Because there is so much art in the exhibition, spanning so many decades of Fisher’s output, the retrospective may seem at first like a group show. Her various periods do finally coalesce into a unified whole, the common thread being her tongue-in-cheek humor, the cultural critiques and the unabashed exploration of bodies and sexuality. On top of that, each period in her career points to an absolute need to make art, out of anything and everything available. It is the life of an artist on the walls, not just her art.
The “Attachment/Separation” series focuses on divorce in physical terms, splitting Siamese twin-style bodies with knives. There are militaristic penises, disembodied and camouflaged. There is a Jesus clad in ruby slippers and floating in the clouds.

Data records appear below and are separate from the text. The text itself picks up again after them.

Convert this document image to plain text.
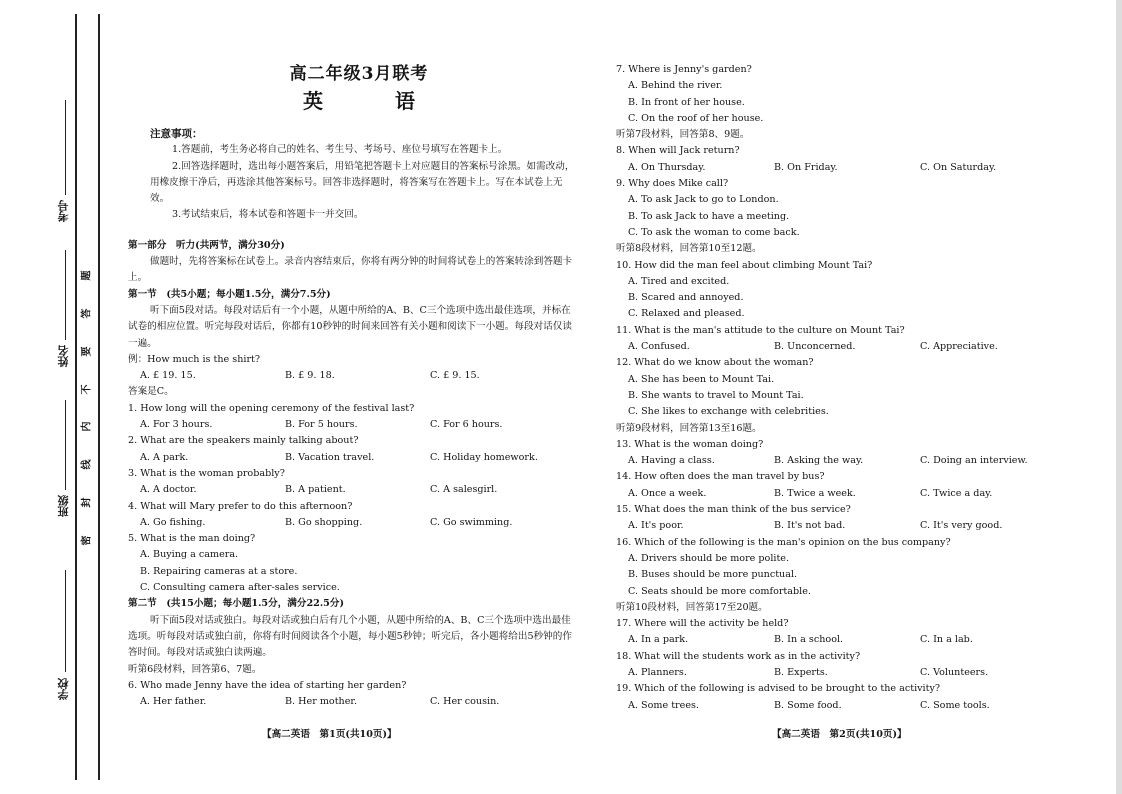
考号
姓名
班级
学校
题
答
要
不
内
线
封
密
高二年级3月联考
英　语
注意事项：
1.答题前，考生务必将自己的姓名、考生号、考场号、座位号填写在答题卡上。
2.回答选择题时，选出每小题答案后，用铅笔把答题卡上对应题目的答案标号涂黑。如需改动，用橡皮擦干净后，再选涂其他答案标号。回答非选择题时，将答案写在答题卡上。写在本试卷上无效。
3.考试结束后，将本试卷和答题卡一并交回。
第一部分　听力(共两节，满分30分)
做题时，先将答案标在试卷上。录音内容结束后，你将有两分钟的时间将试卷上的答案转涂到答题卡上。
第一节　(共5小题；每小题1.5分，满分7.5分)
听下面5段对话。每段对话后有一个小题，从题中所给的A、B、C三个选项中选出最佳选项，并标在试卷的相应位置。听完每段对话后，你都有10秒钟的时间来回答有关小题和阅读下一小题。每段对话仅读一遍。
例：How much is the shirt?
A. £ 19. 15.	B. £ 9. 18.	C. £ 9. 15.
答案是C。
1. How long will the opening ceremony of the festival last?
A. For 3 hours.	B. For 5 hours.	C. For 6 hours.
2. What are the speakers mainly talking about?
A. A park.	B. Vacation travel.	C. Holiday homework.
3. What is the woman probably?
A. A doctor.	B. A patient.	C. A salesgirl.
4. What will Mary prefer to do this afternoon?
A. Go fishing.	B. Go shopping.	C. Go swimming.
5. What is the man doing?
A. Buying a camera.
B. Repairing cameras at a store.
C. Consulting camera after-sales service.
第二节　(共15小题；每小题1.5分，满分22.5分)
听下面5段对话或独白。每段对话或独白后有几个小题，从题中所给的A、B、C三个选项中选出最佳选项。听每段对话或独白前，你将有时间阅读各个小题，每小题5秒钟；听完后，各小题将给出5秒钟的作答时间。每段对话或独白读两遍。
听第6段材料，回答第6、7题。
6. Who made Jenny have the idea of starting her garden?
A. Her father.	B. Her mother.	C. Her cousin.
【高二英语　第1页(共10页)】
7. Where is Jenny's garden?
A. Behind the river.
B. In front of her house.
C. On the roof of her house.
听第7段材料，回答第8、9题。
8. When will Jack return?
A. On Thursday.	B. On Friday.	C. On Saturday.
9. Why does Mike call?
A. To ask Jack to go to London.
B. To ask Jack to have a meeting.
C. To ask the woman to come back.
听第8段材料，回答第10至12题。
10. How did the man feel about climbing Mount Tai?
A. Tired and excited.
B. Scared and annoyed.
C. Relaxed and pleased.
11. What is the man's attitude to the culture on Mount Tai?
A. Confused.	B. Unconcerned.	C. Appreciative.
12. What do we know about the woman?
A. She has been to Mount Tai.
B. She wants to travel to Mount Tai.
C. She likes to exchange with celebrities.
听第9段材料，回答第13至16题。
13. What is the woman doing?
A. Having a class.	B. Asking the way.	C. Doing an interview.
14. How often does the man travel by bus?
A. Once a week.	B. Twice a week.	C. Twice a day.
15. What does the man think of the bus service?
A. It's poor.	B. It's not bad.	C. It's very good.
16. Which of the following is the man's opinion on the bus company?
A. Drivers should be more polite.
B. Buses should be more punctual.
C. Seats should be more comfortable.
听第10段材料，回答第17至20题。
17. Where will the activity be held?
A. In a park.	B. In a school.	C. In a lab.
18. What will the students work as in the activity?
A. Planners.	B. Experts.	C. Volunteers.
19. Which of the following is advised to be brought to the activity?
A. Some trees.	B. Some food.	C. Some tools.
【高二英语　第2页(共10页)】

On Friday, I returned to the gallery a few hours before the show opened, and the space was silent. I hadn’t previously noticed that the show’s first work is a self-portrait in which Fisher painted a Rorschach inkblot over her mouth. It felt like an invitation to interpret and associate at will, to take what you could. Later, the gallery placed there a photo of the artist with the inscription, “In memoriam, 1939 – 2009.”
It’s not only the eight-foot tall totemic penises, the gorgeously erotic glittery paintings of tangled limbs, the plug-in fetuses and the Paschke-like double portraits from whose mouths sing columns of honey bees that distinguish Fisher as a unique maker; it’s also, and mostly, the passion and pain, the wry awareness and understanding, the labor and love that persist. Whereas we simply live among the wonder of everyday, Beatrice Fisher chose to make art of her wonder, of each thought and moment she had. It is a small but bursting retrospective of what is possible when one lives artfully, and it is a fine gift to leave behind for the rest of us. (Damien James)
Through November 12 at Woman Made Gallery, 685 N. Milwaukee Avenue.